From Joe Weyer at Alliance Police Training, I picked up a great analogy for recoil management. Imagine, he said, pushing a logging chain. You’re the chain, with your joints being the flexible links, and the gun is the thing that’s pushing on that chain. When the gun fires, you’re trying to efficiently transmit that recoil to the earth, so you have to stiffen the chain for a split second. As a reminder of what you’re trying to do, Weyer suggested, curl your toes as though you’re trying to grab the ground with your feet.
On the firing line, Louis Awerbuck would loudly admonish people to “Check your work through your sights!” which not only helped me internalize the idea of “follow-through,” but also probably saved my bacon in the head-to-head match at Tac-Con this year, since in that match you had to drop three falling targets in order and couldn’t go back to a previous one if you left it standing and went on to the next one.

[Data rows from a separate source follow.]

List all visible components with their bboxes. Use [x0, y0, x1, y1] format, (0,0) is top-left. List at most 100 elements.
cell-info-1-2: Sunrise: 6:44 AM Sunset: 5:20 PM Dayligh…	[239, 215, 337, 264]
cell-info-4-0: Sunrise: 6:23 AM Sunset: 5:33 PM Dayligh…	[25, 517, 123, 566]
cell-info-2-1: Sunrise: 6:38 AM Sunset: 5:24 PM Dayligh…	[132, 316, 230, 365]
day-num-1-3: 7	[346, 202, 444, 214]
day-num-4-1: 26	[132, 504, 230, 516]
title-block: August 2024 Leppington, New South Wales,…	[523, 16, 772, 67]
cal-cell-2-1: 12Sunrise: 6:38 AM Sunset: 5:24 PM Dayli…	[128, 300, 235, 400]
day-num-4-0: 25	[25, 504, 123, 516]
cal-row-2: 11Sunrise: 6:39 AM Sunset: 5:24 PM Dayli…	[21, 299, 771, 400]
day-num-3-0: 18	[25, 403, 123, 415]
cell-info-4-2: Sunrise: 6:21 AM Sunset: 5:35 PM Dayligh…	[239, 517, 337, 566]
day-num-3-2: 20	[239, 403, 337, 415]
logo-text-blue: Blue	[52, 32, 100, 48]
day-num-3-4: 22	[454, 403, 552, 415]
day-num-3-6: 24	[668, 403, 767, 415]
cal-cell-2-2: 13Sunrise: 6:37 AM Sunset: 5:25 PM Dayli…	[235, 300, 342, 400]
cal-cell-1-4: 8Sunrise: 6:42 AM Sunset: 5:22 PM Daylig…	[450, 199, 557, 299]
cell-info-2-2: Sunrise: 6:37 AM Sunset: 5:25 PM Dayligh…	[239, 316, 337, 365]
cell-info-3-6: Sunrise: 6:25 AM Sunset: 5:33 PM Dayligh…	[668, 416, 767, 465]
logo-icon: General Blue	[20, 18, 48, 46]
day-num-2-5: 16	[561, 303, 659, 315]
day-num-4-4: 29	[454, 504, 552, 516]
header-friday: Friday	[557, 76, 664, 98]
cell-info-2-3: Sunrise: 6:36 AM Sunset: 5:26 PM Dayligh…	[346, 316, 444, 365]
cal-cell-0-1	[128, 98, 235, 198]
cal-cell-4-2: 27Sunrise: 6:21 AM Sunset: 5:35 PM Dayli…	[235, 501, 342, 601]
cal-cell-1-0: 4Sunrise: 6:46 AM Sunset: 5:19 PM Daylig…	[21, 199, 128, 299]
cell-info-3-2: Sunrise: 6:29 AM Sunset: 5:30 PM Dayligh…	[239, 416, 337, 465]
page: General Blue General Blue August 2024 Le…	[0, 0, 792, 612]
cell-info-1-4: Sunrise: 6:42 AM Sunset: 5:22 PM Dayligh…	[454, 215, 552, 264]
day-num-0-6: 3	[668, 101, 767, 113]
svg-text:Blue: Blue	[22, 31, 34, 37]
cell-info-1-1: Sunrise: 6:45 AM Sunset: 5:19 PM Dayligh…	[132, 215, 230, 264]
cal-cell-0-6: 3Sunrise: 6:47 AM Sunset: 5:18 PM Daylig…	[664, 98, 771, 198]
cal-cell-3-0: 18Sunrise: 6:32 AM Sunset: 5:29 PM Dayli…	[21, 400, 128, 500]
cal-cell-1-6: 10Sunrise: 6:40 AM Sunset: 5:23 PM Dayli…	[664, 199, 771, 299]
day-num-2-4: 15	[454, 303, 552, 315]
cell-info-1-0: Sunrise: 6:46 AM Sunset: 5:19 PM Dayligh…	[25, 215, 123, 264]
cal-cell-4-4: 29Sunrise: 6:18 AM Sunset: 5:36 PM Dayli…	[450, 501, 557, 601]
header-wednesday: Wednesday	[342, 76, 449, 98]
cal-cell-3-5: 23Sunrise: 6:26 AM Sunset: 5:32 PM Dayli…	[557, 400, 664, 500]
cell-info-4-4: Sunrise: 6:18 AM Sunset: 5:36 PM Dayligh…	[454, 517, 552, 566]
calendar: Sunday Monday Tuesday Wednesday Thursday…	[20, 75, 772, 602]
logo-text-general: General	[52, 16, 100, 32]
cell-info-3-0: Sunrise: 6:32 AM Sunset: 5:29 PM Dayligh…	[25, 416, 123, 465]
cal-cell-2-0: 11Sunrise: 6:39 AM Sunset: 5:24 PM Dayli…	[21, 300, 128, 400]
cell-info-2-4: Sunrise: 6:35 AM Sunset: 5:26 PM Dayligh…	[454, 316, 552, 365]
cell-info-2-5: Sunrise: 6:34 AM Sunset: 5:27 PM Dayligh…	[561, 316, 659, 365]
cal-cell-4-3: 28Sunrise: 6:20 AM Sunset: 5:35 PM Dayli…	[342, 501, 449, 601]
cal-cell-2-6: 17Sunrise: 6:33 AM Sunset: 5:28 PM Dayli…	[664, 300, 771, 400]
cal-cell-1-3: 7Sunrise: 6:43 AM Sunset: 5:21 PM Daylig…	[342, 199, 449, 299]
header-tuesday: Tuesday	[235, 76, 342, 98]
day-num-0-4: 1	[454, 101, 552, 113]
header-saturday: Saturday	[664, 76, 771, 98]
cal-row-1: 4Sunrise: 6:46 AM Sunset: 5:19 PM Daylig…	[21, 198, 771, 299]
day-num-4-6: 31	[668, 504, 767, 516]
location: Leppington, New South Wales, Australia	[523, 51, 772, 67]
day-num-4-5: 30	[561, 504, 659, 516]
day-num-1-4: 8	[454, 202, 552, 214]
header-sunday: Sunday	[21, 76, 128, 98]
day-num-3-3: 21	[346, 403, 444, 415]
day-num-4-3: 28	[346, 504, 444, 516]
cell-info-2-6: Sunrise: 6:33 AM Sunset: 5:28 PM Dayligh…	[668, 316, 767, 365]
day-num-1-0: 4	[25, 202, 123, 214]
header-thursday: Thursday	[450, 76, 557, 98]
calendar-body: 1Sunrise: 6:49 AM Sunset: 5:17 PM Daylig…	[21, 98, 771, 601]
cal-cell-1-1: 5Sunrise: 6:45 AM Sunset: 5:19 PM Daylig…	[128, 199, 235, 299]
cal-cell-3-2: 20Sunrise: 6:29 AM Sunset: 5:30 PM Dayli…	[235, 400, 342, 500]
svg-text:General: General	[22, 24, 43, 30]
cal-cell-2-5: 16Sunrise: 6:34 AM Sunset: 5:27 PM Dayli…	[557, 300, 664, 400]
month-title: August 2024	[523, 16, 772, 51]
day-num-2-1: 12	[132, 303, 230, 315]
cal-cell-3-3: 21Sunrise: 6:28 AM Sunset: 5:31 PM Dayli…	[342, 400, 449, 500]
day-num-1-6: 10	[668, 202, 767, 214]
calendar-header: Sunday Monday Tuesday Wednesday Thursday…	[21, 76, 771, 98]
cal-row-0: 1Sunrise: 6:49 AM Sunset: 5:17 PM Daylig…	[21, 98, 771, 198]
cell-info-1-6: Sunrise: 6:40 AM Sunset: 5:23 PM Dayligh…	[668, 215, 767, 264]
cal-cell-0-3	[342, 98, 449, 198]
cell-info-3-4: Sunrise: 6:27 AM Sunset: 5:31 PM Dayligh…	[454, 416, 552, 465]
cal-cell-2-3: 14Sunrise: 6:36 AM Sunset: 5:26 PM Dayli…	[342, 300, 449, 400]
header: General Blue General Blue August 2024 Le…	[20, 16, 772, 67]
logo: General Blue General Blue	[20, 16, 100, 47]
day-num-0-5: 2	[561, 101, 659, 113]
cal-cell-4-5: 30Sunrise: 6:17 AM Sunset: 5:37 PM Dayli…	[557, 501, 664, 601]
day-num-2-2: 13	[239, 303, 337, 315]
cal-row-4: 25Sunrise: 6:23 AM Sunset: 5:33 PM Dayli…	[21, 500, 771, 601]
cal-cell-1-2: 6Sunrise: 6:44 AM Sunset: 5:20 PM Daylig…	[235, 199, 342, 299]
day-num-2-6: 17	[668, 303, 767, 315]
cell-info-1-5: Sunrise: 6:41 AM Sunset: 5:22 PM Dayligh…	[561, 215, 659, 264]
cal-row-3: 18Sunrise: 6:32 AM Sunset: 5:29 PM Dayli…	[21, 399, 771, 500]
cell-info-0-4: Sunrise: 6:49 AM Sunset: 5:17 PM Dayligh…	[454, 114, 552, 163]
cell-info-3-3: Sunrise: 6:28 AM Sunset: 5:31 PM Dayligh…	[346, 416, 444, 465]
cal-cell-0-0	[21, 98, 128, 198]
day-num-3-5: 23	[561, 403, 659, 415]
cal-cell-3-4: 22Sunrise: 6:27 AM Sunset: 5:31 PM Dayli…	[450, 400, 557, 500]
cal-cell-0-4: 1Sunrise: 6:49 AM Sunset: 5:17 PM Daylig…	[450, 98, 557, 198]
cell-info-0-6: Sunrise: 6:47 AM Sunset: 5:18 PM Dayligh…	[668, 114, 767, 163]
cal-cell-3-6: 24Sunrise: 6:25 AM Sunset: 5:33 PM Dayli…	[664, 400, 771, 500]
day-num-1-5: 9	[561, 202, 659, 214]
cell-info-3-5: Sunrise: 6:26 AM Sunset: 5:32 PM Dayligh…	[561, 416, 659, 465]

Awerbuck’s “check your work” saying came in handy in a recent class with John Murphy of FPF Training, too. Murphy set up a reaction drill, basically telling students to start engaging a target with rapid fire and then stop as soon as they saw a laser dot appear on the target.
We were fairly close to the targets, not more than 5 yards, and I shot at a pace that let me get a good visual of the target every time my front sight settled out of recoil. As a result, I didn’t fire any shots after the red dot appeared, and the four or five shots I did fire, at .4-second splits, all went into one ragged hole. At no point was I getting beyond the boundaries of reaction time, and that saved me from making extra holes.
This gets back to the earlier point about recency, too. Since I’d been making it a point to push speed in live-fire practice sessions, as recently as just a couple days before, the .4-second splits felt extremely relaxed and slow, as though I could have paused for a sip of coffee between shots.
With a drill like that, it was readily apparent who was outrunning their headlights, and who was “checking their work through their sights” both in terms of accuracy as well as by the fact that some folks cranked off three or four shots after the red laser dot showed up on the target.
I should go back through old class notes more often and see if there are more little nuggets of knowledge that make more sense to me now.